Ce 16 septembre 2025 marque le deuxième anniversaire de l’Alliance des États du Sahel (AES), regroupant le Mali, le Burkina Faso et le Niger. Née dans un contexte de rupture avec la CEDEAO et d’insécurité croissante, l’alliance s’est rapidement imposée comme un nouvel acteur régional. Mais deux ans après sa création, le bilan reste contrasté et les perspectives, incertaines.
L’un des points positifs de l’AES est son aspiration à l’émancipation diplomatique. Les trois États membres cherchent à se distancier de l’influence française, qui a longtemps été perçue comme une tutelle. En se rapprochant de nouvelles puissances comme la Russie et la Turquie, l’AES tente de redéfinir ses partenariats. Cependant, cette stratégie pose des questions sur la nature de ces nouvelles alliances et sur les véritables intérêts en jeu. L’émancipation est-elle synonyme de véritable indépendance ou simplement d’un changement de tutelle ?
Des succès sécuritaires à tempérer
Sur le front sécuritaire, l’AES a renforcé la coopération militaire entre ses membres, menant des opérations conjointes contre les groupes armés. Si ces actions ont donné lieu à des succès notables, la menace djihadiste demeure. Les régions rurales restent sous contrôle limité, et les moyens financiers et technologiques nécessaires pour une lutte efficace contre le terrorisme font cruellement défaut. Cela soulève des interrogations sur la viabilité de l’AES en tant que force militaire unifiée face à des défis si complexes.

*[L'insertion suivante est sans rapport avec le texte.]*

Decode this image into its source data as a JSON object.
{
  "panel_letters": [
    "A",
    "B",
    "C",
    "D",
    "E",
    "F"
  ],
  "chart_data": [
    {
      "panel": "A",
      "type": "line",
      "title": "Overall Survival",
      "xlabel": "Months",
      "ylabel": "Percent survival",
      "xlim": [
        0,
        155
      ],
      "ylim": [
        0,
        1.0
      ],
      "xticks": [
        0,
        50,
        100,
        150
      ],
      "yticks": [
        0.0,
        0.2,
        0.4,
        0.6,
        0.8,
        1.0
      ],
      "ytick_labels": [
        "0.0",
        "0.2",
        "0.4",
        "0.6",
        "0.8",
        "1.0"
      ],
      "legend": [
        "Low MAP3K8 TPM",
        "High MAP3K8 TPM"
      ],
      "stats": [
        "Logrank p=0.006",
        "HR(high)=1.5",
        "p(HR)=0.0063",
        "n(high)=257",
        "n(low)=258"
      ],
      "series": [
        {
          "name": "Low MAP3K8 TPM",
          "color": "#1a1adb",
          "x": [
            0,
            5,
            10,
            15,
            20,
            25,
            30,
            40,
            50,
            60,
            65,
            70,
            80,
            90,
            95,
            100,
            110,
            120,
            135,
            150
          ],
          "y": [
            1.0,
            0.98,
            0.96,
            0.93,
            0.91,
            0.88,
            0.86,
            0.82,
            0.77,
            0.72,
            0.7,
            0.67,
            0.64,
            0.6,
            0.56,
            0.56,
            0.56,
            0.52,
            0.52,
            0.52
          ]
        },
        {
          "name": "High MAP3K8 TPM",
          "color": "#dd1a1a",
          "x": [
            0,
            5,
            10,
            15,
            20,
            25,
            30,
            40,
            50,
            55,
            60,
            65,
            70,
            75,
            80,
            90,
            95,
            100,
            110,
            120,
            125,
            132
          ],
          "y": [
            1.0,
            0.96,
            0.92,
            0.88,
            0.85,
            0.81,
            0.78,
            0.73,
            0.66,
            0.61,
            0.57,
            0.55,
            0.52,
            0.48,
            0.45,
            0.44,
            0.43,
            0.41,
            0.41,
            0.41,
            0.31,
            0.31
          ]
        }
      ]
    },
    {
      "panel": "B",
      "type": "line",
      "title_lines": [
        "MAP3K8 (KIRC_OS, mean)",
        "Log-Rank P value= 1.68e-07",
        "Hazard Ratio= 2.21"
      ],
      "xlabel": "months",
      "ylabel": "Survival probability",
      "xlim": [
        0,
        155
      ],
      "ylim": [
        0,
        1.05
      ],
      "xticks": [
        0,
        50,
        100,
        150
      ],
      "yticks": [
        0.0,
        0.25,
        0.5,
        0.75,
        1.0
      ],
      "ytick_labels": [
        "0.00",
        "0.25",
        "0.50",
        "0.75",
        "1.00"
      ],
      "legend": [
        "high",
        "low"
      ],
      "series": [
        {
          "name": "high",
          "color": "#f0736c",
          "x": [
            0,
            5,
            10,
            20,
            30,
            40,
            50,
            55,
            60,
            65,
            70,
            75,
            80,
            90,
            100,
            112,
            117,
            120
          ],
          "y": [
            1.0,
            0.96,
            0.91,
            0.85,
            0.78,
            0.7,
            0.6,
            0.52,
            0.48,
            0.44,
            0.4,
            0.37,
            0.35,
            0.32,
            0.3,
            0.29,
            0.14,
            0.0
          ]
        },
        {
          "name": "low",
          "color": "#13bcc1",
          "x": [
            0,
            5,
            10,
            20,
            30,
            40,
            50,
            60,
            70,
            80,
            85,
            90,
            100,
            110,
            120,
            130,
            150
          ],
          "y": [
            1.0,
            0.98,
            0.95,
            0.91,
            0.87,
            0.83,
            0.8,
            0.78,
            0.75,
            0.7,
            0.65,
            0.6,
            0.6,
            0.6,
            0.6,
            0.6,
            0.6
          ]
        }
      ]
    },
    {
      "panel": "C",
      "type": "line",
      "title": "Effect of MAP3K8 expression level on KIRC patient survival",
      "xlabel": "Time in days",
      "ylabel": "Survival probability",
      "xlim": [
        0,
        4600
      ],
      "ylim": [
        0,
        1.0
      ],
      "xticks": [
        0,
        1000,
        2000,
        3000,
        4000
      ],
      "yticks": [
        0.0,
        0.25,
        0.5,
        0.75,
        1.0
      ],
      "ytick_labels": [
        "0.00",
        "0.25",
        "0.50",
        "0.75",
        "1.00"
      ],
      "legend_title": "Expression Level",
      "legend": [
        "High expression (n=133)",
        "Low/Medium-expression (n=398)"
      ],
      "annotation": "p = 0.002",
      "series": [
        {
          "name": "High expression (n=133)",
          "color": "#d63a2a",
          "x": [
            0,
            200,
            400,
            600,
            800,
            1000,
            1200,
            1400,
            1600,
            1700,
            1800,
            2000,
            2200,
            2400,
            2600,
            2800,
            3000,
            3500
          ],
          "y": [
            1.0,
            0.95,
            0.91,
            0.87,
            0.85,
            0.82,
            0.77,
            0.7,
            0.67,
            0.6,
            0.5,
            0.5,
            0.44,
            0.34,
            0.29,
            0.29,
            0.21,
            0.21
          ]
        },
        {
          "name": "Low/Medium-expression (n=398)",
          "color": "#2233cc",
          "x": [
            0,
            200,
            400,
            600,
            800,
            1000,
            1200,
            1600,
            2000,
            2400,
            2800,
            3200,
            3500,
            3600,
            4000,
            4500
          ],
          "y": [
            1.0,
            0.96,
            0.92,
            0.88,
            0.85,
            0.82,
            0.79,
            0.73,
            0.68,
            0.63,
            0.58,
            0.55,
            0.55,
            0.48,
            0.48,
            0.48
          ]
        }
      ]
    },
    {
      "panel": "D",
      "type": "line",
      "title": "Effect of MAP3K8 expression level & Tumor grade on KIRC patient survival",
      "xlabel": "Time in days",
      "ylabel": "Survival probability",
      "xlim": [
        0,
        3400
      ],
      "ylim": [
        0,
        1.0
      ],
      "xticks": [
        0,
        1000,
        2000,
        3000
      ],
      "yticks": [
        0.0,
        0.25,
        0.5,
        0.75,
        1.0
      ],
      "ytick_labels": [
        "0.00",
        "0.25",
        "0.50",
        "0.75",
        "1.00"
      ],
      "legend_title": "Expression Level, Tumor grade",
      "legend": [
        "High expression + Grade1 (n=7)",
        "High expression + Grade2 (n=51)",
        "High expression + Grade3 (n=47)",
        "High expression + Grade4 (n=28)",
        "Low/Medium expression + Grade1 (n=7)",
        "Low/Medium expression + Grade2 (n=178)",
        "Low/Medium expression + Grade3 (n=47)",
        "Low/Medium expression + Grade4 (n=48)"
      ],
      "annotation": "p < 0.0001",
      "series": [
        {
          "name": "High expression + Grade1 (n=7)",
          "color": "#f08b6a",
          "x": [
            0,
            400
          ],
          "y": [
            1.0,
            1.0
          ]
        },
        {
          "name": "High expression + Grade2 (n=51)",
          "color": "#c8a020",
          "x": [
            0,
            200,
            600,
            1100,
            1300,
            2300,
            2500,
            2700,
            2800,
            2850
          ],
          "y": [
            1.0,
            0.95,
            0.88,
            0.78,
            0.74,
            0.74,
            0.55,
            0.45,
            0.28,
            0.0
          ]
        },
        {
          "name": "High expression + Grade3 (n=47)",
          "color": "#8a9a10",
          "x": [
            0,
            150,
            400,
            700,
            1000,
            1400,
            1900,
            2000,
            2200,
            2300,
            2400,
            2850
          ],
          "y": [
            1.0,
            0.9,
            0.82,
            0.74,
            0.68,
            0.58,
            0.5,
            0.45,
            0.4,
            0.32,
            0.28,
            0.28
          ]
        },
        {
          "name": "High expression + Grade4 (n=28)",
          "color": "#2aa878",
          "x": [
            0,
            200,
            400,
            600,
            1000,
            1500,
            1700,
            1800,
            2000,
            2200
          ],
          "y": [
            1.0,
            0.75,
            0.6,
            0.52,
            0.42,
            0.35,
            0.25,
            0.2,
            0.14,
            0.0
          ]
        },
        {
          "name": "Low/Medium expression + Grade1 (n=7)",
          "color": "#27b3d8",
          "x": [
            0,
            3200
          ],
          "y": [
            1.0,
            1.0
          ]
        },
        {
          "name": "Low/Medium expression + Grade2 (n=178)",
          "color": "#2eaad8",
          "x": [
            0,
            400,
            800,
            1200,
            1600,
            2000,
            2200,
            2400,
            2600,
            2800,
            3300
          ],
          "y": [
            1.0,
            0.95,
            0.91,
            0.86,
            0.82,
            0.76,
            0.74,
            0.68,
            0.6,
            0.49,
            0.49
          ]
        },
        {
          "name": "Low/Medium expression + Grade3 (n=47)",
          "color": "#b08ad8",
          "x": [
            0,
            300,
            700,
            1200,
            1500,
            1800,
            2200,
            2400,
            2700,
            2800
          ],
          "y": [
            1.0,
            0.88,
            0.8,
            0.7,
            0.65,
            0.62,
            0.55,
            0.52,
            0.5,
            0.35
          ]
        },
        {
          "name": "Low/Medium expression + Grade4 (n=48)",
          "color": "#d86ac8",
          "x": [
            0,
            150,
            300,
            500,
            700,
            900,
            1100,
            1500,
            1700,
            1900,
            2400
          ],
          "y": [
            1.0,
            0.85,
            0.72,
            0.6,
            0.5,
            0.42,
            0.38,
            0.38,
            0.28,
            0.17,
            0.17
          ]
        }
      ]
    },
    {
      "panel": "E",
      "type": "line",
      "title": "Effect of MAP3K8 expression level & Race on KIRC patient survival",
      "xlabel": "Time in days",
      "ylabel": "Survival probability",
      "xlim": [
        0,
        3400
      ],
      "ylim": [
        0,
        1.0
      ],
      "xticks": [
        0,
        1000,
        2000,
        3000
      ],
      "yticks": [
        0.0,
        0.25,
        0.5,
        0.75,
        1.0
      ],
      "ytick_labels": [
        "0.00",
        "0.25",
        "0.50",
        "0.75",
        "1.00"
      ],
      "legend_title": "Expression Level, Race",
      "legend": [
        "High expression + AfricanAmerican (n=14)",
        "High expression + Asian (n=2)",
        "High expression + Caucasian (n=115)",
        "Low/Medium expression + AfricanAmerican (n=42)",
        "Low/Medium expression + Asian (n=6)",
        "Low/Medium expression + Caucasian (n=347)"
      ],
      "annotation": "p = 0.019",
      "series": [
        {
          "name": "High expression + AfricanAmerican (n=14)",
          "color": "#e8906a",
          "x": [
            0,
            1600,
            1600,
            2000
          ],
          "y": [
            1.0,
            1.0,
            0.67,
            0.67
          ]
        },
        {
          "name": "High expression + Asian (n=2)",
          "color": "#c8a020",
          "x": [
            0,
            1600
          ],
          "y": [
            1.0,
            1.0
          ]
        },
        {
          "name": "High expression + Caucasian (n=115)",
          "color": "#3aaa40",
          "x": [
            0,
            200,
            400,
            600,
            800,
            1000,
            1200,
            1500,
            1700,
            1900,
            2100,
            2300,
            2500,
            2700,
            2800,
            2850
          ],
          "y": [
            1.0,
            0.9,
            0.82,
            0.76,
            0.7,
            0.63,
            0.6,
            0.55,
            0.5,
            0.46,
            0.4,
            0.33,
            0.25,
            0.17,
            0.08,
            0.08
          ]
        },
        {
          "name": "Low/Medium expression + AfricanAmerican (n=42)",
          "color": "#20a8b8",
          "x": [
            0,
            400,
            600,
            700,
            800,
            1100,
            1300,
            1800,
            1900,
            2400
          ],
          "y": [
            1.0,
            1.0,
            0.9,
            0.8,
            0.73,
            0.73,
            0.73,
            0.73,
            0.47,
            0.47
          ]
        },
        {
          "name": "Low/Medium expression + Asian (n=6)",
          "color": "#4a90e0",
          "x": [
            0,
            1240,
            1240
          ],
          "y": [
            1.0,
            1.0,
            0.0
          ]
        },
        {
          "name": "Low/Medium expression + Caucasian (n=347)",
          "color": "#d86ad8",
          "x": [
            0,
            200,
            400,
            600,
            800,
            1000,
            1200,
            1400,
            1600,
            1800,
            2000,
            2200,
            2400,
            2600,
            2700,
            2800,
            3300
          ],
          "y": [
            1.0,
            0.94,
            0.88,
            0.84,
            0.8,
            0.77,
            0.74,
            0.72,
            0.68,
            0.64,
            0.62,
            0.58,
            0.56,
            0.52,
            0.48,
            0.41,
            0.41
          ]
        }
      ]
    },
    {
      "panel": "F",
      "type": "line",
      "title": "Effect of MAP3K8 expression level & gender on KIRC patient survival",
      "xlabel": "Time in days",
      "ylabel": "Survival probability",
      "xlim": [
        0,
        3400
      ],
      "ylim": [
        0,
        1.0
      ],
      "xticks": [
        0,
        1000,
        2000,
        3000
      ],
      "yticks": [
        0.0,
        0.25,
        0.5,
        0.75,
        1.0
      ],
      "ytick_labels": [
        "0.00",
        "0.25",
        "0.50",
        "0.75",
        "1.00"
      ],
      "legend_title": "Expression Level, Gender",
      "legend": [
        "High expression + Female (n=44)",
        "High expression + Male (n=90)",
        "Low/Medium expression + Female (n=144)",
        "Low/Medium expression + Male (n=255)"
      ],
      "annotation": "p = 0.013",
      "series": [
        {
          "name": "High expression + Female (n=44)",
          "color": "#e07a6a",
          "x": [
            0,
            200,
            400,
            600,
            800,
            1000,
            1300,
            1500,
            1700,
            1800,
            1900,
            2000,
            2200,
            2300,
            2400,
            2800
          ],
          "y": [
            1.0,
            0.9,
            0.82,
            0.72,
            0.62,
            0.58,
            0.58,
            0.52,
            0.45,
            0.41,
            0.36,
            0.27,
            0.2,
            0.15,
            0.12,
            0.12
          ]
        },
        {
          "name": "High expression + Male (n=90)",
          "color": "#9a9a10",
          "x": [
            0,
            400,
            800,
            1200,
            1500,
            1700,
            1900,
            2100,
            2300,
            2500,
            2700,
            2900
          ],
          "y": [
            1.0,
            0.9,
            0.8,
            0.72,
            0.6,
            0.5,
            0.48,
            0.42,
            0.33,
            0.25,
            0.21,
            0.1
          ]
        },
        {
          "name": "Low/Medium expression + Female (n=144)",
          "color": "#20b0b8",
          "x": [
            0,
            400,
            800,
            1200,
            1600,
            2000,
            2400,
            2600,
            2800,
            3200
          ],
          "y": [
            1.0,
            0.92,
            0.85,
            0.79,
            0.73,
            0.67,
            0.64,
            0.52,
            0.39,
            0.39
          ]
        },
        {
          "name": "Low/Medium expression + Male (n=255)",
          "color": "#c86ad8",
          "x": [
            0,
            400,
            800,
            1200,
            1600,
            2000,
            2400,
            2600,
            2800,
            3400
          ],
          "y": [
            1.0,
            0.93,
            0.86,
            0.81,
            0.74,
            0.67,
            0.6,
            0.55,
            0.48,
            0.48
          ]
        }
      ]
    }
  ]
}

Des progrès économiques : Un chemin parsemé d’embûches
Sur le plan économique, malgré les sanctions et les défis structurels, des projets d’intégration ont été annoncés. Toutefois, ces initiatives doivent encore surmonter de nombreux obstacles pour garantir une véritable autosuffisance alimentaire et attirer des investissements étrangers. La gestion des ressources naturelles, comme l’or et l’uranium, doit se faire de manière transparente pour éviter les dérives et garantir un développement durable.
Peut-être le plus préoccupant est le prolongement des mandats des régimes en place sans élections. Justifié par la nécessité de lutter contre le terrorisme, ce choix risque de compromettre la stabilité institutionnelle à long terme. Les tensions avec l’opposition, dont plusieurs membres sont emprisonnés, révèlent une fragilité démocratique inquiétante. Cela remet en question la légitimité de l’AES en tant que projet politique, et son avenir dépendra de sa capacité à construire une gouvernance inclusive et représentative.
Un avenir à redéfinir
L’AES, bien qu’elle ait su s’affirmer comme un acteur régional, doit aujourd’hui faire face à des défis colossaux. Son anniversaire est une occasion de réfléchir à ses réussites, mais aussi à ses échecs. Pour qu’elle puisse réellement transformer le Sahel, l’alliance doit surmonter ses fragilités internes et bâtir des fondations solides pour une gouvernance qui inspire confiance. Les mois à venir seront cruciaux pour déterminer si l’AES saura réellement devenir un pôle de stabilité et d’indépendance en Afrique de l’Ouest ou si elle restera un projet symbolique, sans impact tangible sur la vie des populations.